When I was working as our church’s ecumenical and interfaith officer, I would frequently hear myself saying that the single most important issue to transect all of my files was that of racism. It didn’t matter what the file, racism would be woven in somewhere or everywhere. That was in my day job. At the same time, I would hear myself saying that climate change was the single most important issue of our time, and for our planet, with nothing else coming even remotely close. Moreover, it is often the case that climate change and climate extremes affect racialized communities the hardest. For example, as the permafrost turns to swamp, the Inuit suffer most as a result. As the desertification of Africa proceeds apace, migrants forced off their their ancestral lands are often marked by the colour of their skin or other us-them signs for exclusion, expulsion or other wholesale inhumanity.
By coincidence, the other day, on the CBC, I saw an interview with the UBC’s Prof. George Hoberg. I pretty much agree with his assessment of the various party positions vis-a-vis climate change and what each one proposes to do about it. Check out his analysis. Fair? Fair. For further reading, consider Stewart Elgie’s work in environmental and economic sustainability at the so-called Smart Prosperity Institute. Fascinating read.
Anyway, while my discomfort with the Liberals had me hemming and hawing, the straw which broke this camel’s back was that of Mr. Trudeau’s astonishingly inept handling of the SNC-Lavelin affair and his cutting adrift Ms. Jody Wilson-Raybould and Ms. Jane Philpott amidst great wafts of stench and ooze of sleaze. I’d had enough.
The Liberal government had shown great tactical intelligence in handling the Nafta talks. I never understood why the SNC-Lavelin file should have proved so daunting and gone so completely off the rails. My suspicion is that it was one person’s hubris. Note, this was all before the blackface scandal which made me queasy all over again.
So I made the calls, said some goodbyes, and joined the Greens. Federal and provincial. My reasoning, imperfect as it may be, is this: none of the political parties of our day suits me entirely. Where are the Teals when we need them? My choice is simply based on the belief that the climate change file trumps all others and Ms. May is the best communicator and proponent for action. I miss the teal days of Lewis, Kierans and Camp on Peter Gzowski’s Morningside.
I think it fair to say that, of all of the leaders, Ms. May has the best grasp of issues and the greatest depth of understanding relative to the climate change file. She is by far the most informed on her feet. To be clear, I have absolutely no illusions about the Greens coming to power anytime soon. I do think, however, that they’d make the best partner for a minority Liberal government. Right now, the Norwegian Poling Gnomes are predicting a minority—maybe even majority—Liberal government but we still have four weeks to go, swamps to traverse and mud to fling.
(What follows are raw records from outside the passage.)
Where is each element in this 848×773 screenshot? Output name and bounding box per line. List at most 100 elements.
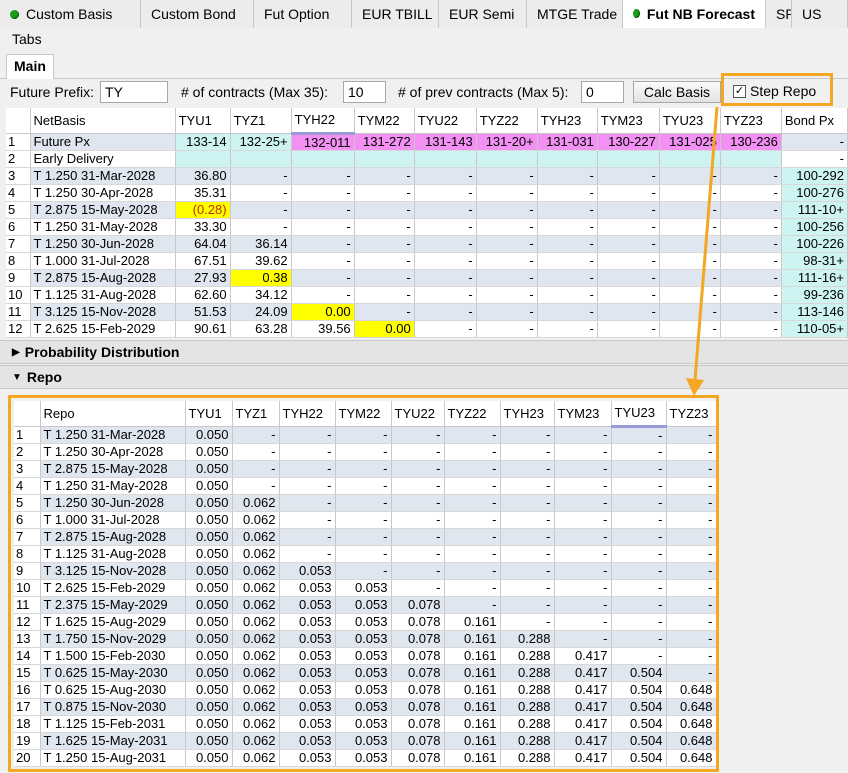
tab-eur-tbill[interactable]: EUR TBILL: [352, 0, 439, 28]
table-cell[interactable]: 0.648: [666, 732, 717, 750]
table-cell[interactable]: -: [232, 443, 280, 461]
row-label[interactable]: T 1.250 31-Mar-2028: [30, 167, 176, 185]
table-cell[interactable]: -: [391, 511, 445, 529]
table-cell[interactable]: -: [500, 426, 555, 444]
row-label[interactable]: T 0.625 15-May-2030: [40, 664, 186, 682]
row-label[interactable]: T 3.125 15-Nov-2028: [40, 562, 186, 580]
table-cell[interactable]: -: [354, 286, 415, 304]
table-cell[interactable]: 0.648: [666, 749, 717, 767]
table-cell[interactable]: -: [554, 545, 612, 563]
table-cell[interactable]: 0.288: [500, 664, 555, 682]
row-number[interactable]: 11: [14, 596, 41, 614]
table-cell[interactable]: 0.078: [391, 715, 445, 733]
table-cell[interactable]: -: [500, 562, 555, 580]
table-cell[interactable]: -: [232, 426, 280, 444]
table-cell[interactable]: -: [720, 201, 782, 219]
row-number[interactable]: 5: [6, 201, 31, 219]
row-label[interactable]: T 2.625 15-Feb-2029: [30, 320, 176, 338]
table-cell[interactable]: 100-226: [781, 235, 848, 253]
table-cell[interactable]: 0.062: [232, 647, 280, 665]
row-number[interactable]: 15: [14, 664, 41, 682]
table-cell[interactable]: -: [611, 630, 667, 648]
tab-main[interactable]: Main: [6, 54, 54, 79]
table-cell[interactable]: 0.38: [230, 269, 292, 287]
table-cell[interactable]: -: [597, 184, 660, 202]
table-cell[interactable]: 0.050: [185, 511, 233, 529]
tab-custom-bond[interactable]: Custom Bond: [141, 0, 254, 28]
row-label[interactable]: T 1.250 30-Apr-2028: [40, 443, 186, 461]
table-cell[interactable]: 0.050: [185, 732, 233, 750]
table-row[interactable]: 4T 1.250 30-Apr-2028 35.31- - - - - - - - -100-27…: [6, 184, 848, 202]
table-cell[interactable]: 24.09: [230, 303, 292, 321]
calc-basis-button[interactable]: Calc Basis: [633, 81, 721, 103]
tab-eur-semi[interactable]: EUR Semi: [439, 0, 527, 28]
row-label[interactable]: T 2.875 15-Aug-2028: [40, 528, 186, 546]
table-cell[interactable]: -: [720, 303, 782, 321]
table-row[interactable]: 7T 2.875 15-Aug-2028 0.050 0.062- - - - - - - -: [14, 528, 717, 546]
table-cell[interactable]: -: [537, 269, 598, 287]
repo-section[interactable]: ▼ Repo: [0, 365, 848, 389]
table-row[interactable]: 8T 1.000 31-Jul-2028 67.51 39.62- - - - - - - -98…: [6, 252, 848, 270]
table-cell[interactable]: -: [500, 579, 555, 597]
table-cell[interactable]: -: [444, 460, 501, 478]
row-label[interactable]: T 2.375 15-May-2029: [40, 596, 186, 614]
table-row[interactable]: 8T 1.125 31-Aug-2028 0.050 0.062- - - - - - - -: [14, 545, 717, 563]
row-label[interactable]: T 1.250 31-May-2028: [40, 477, 186, 495]
tab-fut-nb-forecast[interactable]: Fut NB Forecast: [623, 0, 766, 28]
table-cell[interactable]: -: [554, 511, 612, 529]
table-cell[interactable]: -: [537, 201, 598, 219]
table-cell[interactable]: -: [230, 218, 292, 236]
row-label[interactable]: T 1.125 31-Aug-2028: [40, 545, 186, 563]
row-number[interactable]: 1: [14, 426, 41, 444]
table-cell[interactable]: -: [611, 443, 667, 461]
step-repo-checkbox[interactable]: ✓ Step Repo: [733, 83, 816, 99]
table-cell[interactable]: 133-14: [175, 133, 231, 151]
table-cell[interactable]: -: [666, 613, 717, 631]
column-header[interactable]: TYH23: [500, 401, 555, 427]
row-label[interactable]: T 1.250 15-Aug-2031: [40, 749, 186, 767]
table-cell[interactable]: -: [666, 630, 717, 648]
tab-mtge-trade[interactable]: MTGE Trade: [527, 0, 623, 28]
table-cell[interactable]: -: [554, 460, 612, 478]
table-cell[interactable]: 35.31: [175, 184, 231, 202]
table-cell[interactable]: -: [554, 426, 612, 444]
table-cell[interactable]: 27.93: [175, 269, 231, 287]
table-cell[interactable]: 0.053: [335, 732, 392, 750]
table-cell[interactable]: -: [537, 303, 598, 321]
table-cell[interactable]: -: [554, 528, 612, 546]
row-number[interactable]: 14: [14, 647, 41, 665]
table-cell[interactable]: -: [666, 494, 717, 512]
table-row[interactable]: 17 T 0.875 15-Nov-2030 0.050 0.062 0.053 0.05…: [14, 698, 717, 716]
table-row[interactable]: 9T 3.125 15-Nov-2028 0.050 0.062 0.053- - - - -…: [14, 562, 717, 580]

So here we are. The teal of my world is a little greener than I might have predicted four years ago. And I’m a little annoyed. Discomfited. Grumpy. OK, angry! And while I’m not always sure there’s a lot of cause for optimism, I believe I’m called to hope and to participate in those mechanisms which advance some reason for hope. So…
I gotta get the sign up.
André Lavergne — writing from a settler-descendant’s home on the traditional lands of the Neutral, Anishnaabe, and Haudenosaunee peoples on the Haldimand Tract (1784).